2.5 The File Transfer Protocol

FTP was an important component of the Web authoring process at first, as discussed in Section 2.1.3. Users edited and saved pages locally, and then the widely interoperable and standard FTP protocol was used to transfer the finished pages to a Web server.

FTP servers hosted massive amounts of data when HTTP was invented, and they still do today. Web pages have been able to link to FTP pages since the CERN project's early days because Tim Berners-Lee saw that the more information that was available through the Web (even if you were directed out of the Web), the more valuable it would be. It was natural to use FTP to fill in the gaps left by HTTP. Not only could users' FTP clients upload files to the FTP file space, these same clients could also upload files to the HTTP file space on the server. FTP supports creating, updating, moving, copying, and deleting files and folders, so it filled in most of the missing HTTP authoring features.

The primary advantage of this combination is the ubiquity of FTP servers and clients. Almost every server platform that supports HTTP also has an FTP server available today, and most client operating systems come with FTP client support (even if on Windows the FTP tool is obscure and seldom used).

Since FTP is a ubiquitous tool that supports remote file authoring, why not continue to use FTP to author Web sites? The WebDAV inventors took the trouble to invent WebDAV because FTP has many subtle drawbacks, some specifically related to Web authoring. Let's look at some of those concerns.

2.5.1 Missing Functionality

FTP does not solve the lost update problem. If the user uploads a file with a name identical to an existing file on the remote server, the remote file is overwritten. There's no way to mark the server's copy of the file to let other users know it's being edited.

FTP lacks metadata support. Document authoring systems require properties for bibliographic metadata such as the author of the document, subject, keywords, and a brief description.

2.5.2 Poor Navigation

FTP does not have a standard way to list directory contents. Directory listings look different on Windows and Unix servers, regardless of the user's client or operating system. Although graphical FTP clients exist, they may not work with all FTP servers, and they work better for browsing and downloading than for authoring. FTP was originally designed not for graphical clients but for command-line interfaces.

Addresses are file system paths, not Web URLs. Since FTP is designed for file transfer between file systems, it exposes the file system hierarchy. To upload files with FTP, users need to understand the mapping between FTP file paths and HTTP URLs on their Web server. There is no way to automatically discover this mapping. A Web site author has to know the mapping scheme, and these schemes may be nonintuitive and vary from server to server. A Web authoring protocol should natively use HTTP URLs to avoid address mapping confusion.

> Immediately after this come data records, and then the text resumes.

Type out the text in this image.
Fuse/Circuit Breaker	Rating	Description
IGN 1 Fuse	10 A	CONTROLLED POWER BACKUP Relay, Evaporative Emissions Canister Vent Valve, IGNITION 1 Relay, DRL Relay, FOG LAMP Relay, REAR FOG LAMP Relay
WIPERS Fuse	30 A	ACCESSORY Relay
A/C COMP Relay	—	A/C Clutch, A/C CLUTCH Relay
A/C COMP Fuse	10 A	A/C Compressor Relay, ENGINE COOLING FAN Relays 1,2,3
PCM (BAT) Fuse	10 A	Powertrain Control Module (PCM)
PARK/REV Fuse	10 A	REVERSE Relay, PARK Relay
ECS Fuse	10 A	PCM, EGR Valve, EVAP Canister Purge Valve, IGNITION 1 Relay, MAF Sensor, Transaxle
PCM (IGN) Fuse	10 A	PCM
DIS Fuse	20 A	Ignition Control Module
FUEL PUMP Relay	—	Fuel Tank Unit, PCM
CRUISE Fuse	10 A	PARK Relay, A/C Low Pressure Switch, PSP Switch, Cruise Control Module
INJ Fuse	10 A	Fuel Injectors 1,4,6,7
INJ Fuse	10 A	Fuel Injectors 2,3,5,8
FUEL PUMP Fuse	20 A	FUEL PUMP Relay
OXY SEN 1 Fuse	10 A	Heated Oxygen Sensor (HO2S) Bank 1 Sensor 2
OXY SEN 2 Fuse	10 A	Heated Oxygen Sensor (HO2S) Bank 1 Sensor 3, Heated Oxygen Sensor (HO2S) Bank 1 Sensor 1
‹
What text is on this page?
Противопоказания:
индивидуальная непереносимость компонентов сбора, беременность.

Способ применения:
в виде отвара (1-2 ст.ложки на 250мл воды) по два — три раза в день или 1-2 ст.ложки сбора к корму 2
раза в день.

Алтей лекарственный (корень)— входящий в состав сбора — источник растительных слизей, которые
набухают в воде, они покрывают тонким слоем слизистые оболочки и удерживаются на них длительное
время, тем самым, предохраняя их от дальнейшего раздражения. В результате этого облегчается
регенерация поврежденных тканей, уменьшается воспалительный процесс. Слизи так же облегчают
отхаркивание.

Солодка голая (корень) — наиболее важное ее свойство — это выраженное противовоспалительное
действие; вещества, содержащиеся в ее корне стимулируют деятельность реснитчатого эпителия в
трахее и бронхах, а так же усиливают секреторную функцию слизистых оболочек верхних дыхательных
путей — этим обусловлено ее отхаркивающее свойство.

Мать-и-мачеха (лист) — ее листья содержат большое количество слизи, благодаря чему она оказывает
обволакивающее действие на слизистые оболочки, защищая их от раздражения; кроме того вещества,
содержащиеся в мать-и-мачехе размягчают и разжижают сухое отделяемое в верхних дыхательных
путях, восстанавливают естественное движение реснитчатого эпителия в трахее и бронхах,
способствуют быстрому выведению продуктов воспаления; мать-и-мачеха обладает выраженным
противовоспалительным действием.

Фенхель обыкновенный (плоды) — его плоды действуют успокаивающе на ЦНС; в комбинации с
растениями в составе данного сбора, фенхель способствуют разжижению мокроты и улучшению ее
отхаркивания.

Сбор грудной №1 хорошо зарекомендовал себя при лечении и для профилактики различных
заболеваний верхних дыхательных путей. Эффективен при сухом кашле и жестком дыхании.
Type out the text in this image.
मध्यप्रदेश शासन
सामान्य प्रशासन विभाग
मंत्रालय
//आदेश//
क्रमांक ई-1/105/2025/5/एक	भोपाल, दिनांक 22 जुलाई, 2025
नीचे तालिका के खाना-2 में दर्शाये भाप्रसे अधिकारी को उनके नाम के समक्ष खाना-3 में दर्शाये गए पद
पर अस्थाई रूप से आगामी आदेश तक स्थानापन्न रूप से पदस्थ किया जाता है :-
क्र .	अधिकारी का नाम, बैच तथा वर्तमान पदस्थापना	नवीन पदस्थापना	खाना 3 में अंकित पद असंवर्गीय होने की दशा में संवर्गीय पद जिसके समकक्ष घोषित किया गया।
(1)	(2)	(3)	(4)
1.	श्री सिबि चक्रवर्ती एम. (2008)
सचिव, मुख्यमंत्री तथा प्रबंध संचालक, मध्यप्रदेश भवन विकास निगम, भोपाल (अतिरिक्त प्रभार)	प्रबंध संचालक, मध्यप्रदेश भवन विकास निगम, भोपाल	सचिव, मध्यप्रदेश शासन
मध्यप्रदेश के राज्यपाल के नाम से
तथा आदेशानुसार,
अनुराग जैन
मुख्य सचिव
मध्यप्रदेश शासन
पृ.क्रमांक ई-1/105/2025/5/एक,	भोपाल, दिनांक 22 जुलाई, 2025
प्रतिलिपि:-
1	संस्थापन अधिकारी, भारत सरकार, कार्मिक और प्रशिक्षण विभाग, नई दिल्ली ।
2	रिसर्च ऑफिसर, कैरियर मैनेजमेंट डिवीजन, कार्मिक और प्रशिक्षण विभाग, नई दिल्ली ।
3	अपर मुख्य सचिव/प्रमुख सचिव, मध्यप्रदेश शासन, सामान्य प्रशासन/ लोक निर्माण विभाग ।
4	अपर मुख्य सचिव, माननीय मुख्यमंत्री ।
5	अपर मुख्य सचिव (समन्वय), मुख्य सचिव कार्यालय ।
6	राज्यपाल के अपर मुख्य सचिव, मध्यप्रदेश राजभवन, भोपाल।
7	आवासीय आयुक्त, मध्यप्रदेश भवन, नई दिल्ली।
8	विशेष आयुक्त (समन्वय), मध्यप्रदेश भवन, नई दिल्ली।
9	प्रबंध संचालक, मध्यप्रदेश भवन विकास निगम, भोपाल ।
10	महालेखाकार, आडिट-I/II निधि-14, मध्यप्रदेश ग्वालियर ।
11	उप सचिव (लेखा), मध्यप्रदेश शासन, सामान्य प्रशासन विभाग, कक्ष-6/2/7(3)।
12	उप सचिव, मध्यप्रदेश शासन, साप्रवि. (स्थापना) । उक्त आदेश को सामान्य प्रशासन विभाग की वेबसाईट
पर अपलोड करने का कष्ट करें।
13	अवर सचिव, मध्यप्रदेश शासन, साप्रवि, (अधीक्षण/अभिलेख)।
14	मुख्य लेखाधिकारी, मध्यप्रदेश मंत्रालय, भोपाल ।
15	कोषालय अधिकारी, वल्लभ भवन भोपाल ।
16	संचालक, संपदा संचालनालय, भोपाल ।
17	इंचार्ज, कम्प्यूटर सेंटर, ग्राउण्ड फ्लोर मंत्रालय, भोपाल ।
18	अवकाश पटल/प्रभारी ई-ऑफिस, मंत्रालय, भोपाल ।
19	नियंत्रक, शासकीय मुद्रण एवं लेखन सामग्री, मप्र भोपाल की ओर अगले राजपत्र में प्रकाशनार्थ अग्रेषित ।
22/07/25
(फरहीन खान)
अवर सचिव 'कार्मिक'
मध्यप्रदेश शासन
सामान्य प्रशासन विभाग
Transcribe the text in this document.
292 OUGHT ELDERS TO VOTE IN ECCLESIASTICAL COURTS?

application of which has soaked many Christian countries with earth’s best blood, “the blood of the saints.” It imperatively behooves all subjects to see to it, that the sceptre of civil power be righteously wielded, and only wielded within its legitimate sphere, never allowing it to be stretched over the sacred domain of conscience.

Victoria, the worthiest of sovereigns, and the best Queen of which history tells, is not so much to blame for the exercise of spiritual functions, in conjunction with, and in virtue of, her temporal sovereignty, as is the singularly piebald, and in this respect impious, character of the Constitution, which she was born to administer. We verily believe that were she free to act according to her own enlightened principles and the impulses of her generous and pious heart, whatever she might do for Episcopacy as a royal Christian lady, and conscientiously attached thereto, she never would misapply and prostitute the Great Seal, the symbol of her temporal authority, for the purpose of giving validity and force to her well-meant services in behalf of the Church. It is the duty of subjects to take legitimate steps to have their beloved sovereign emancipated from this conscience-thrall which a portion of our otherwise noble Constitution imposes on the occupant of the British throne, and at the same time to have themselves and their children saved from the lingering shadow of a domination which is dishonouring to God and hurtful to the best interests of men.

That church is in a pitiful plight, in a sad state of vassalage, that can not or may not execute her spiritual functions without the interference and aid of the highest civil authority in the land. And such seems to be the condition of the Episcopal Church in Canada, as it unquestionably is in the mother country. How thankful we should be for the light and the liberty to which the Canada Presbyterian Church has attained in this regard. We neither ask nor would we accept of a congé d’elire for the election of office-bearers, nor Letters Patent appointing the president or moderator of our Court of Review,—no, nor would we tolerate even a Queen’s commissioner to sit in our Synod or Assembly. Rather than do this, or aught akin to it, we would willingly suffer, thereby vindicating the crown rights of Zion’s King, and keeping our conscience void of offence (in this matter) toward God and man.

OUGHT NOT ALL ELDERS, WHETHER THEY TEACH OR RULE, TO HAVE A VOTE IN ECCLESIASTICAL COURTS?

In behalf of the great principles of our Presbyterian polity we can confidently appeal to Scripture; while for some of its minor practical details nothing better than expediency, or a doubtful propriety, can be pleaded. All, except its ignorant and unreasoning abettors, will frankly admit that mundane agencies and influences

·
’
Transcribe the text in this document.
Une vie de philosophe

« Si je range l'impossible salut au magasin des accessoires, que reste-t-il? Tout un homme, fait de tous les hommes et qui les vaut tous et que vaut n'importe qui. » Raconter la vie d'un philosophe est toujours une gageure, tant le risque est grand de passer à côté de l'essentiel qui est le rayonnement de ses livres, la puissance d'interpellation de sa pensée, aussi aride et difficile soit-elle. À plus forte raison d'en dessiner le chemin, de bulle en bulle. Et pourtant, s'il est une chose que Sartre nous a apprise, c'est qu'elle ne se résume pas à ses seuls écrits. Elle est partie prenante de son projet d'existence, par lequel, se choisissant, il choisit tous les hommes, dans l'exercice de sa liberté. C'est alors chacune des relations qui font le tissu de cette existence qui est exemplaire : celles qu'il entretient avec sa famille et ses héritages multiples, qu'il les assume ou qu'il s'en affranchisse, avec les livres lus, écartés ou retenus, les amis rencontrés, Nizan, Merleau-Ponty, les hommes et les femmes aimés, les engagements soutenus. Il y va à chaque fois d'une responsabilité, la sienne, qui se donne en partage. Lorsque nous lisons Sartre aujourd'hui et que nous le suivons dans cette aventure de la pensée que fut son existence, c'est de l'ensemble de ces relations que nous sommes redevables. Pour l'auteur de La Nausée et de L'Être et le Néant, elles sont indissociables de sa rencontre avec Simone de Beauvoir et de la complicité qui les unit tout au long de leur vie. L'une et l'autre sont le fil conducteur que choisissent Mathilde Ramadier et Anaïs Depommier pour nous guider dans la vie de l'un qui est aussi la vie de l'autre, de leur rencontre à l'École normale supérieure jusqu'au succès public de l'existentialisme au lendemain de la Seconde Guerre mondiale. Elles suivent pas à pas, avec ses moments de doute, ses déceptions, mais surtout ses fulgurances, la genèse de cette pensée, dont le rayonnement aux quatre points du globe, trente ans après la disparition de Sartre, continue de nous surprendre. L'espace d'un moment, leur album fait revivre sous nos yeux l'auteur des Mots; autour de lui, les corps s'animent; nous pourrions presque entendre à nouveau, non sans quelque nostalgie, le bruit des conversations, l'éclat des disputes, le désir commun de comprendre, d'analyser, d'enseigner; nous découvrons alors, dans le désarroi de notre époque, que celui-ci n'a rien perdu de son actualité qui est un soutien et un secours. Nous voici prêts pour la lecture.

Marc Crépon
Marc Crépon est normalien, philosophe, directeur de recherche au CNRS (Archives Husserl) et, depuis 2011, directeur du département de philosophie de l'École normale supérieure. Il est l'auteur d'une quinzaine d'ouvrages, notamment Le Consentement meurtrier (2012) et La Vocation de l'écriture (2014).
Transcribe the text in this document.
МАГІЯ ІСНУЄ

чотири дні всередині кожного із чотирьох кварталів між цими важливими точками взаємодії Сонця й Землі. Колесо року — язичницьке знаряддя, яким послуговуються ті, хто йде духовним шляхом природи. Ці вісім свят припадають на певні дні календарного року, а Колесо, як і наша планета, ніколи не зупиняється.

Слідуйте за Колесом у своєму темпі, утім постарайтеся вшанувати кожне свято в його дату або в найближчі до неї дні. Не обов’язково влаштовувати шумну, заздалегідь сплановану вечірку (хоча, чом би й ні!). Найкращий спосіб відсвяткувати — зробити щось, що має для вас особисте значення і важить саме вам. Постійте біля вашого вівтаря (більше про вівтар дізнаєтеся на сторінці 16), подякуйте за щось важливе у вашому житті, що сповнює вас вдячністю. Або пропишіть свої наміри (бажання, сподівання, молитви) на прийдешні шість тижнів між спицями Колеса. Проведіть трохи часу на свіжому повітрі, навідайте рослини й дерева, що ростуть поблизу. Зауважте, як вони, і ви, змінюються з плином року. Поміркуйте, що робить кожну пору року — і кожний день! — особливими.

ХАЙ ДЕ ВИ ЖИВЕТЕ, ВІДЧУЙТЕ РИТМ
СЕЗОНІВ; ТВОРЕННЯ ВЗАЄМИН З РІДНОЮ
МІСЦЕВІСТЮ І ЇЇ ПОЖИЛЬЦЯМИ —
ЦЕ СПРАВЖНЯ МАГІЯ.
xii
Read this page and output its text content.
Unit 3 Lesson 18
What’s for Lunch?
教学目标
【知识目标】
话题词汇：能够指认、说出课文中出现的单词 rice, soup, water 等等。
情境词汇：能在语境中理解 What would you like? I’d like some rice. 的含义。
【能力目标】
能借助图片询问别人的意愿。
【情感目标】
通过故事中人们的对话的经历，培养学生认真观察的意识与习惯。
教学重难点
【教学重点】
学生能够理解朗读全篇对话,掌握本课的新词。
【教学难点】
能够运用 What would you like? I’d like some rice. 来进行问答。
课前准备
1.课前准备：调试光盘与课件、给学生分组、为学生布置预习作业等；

2.5.3 Some Performance Concerns

FTP is a stateful protocol able to handle fewer active users. FTP keeps the network connection open and persists state information such as the authentication credentials and the current working directory. In 1996, Internet servers could not support very many TCP connections. FTP users become accustomed to annoying "connection refused" messages on high-traffic systems.

FTP requires extra connections, reducing active user limits even more. FTP requires two TCP connections, a control channel and a data channel, to be held open for each session. The client must first establish the control connection, then select the file to download, and then establish the data connection. This takes longer than establishing an HTTP connection, since HTTP only requires one TCP connection to both identify the file and download it. Sometimes an entire HTTP transaction can be completed before an FTP session is fully established.

FTP Addresses

FTP sites commonly use a domain name beginning with "ftp." There are some conventions for naming FTP directories, such as putting general-use files under the directory "pub." Imagine the following addresses are each valid document addresses:

  1. ftp://ftp.example.com/pub/contrib/index.html

  2. ftp://ftp.example.com/pub/doc/www/index.html

  3. ftp://www.example.com/pub/doc/www/index.html

What the user wants to do is edit a Web page with this address:

 
 http://www.example.com/index.html 

The client software has no way of knowing which FTP address, if any, can be used to update the correct Web page. The user must know what FTP server and path to use for each Web site.


2.5.4 Lessons Learned

FTP was intended for the transfer of files across the widely divergent storage systems available in the 1970s; storing metadata and fixing the lost update problem were simply not design goals. Hence, the lack of support for these features does not lessen the importance of FTP's achievements in interoperable cross-system file transfer. Although FTP wasn't seriously considered by experts in the area as a long-term standard Web authoring solution, it did serve as a conscious example for what a Web authoring protocol should do and how it might do it successfully.

FTP's Advantages

FTP does, of course, have some advantages over WebDAV for Web authoring. Its first advantage is its ubiquity.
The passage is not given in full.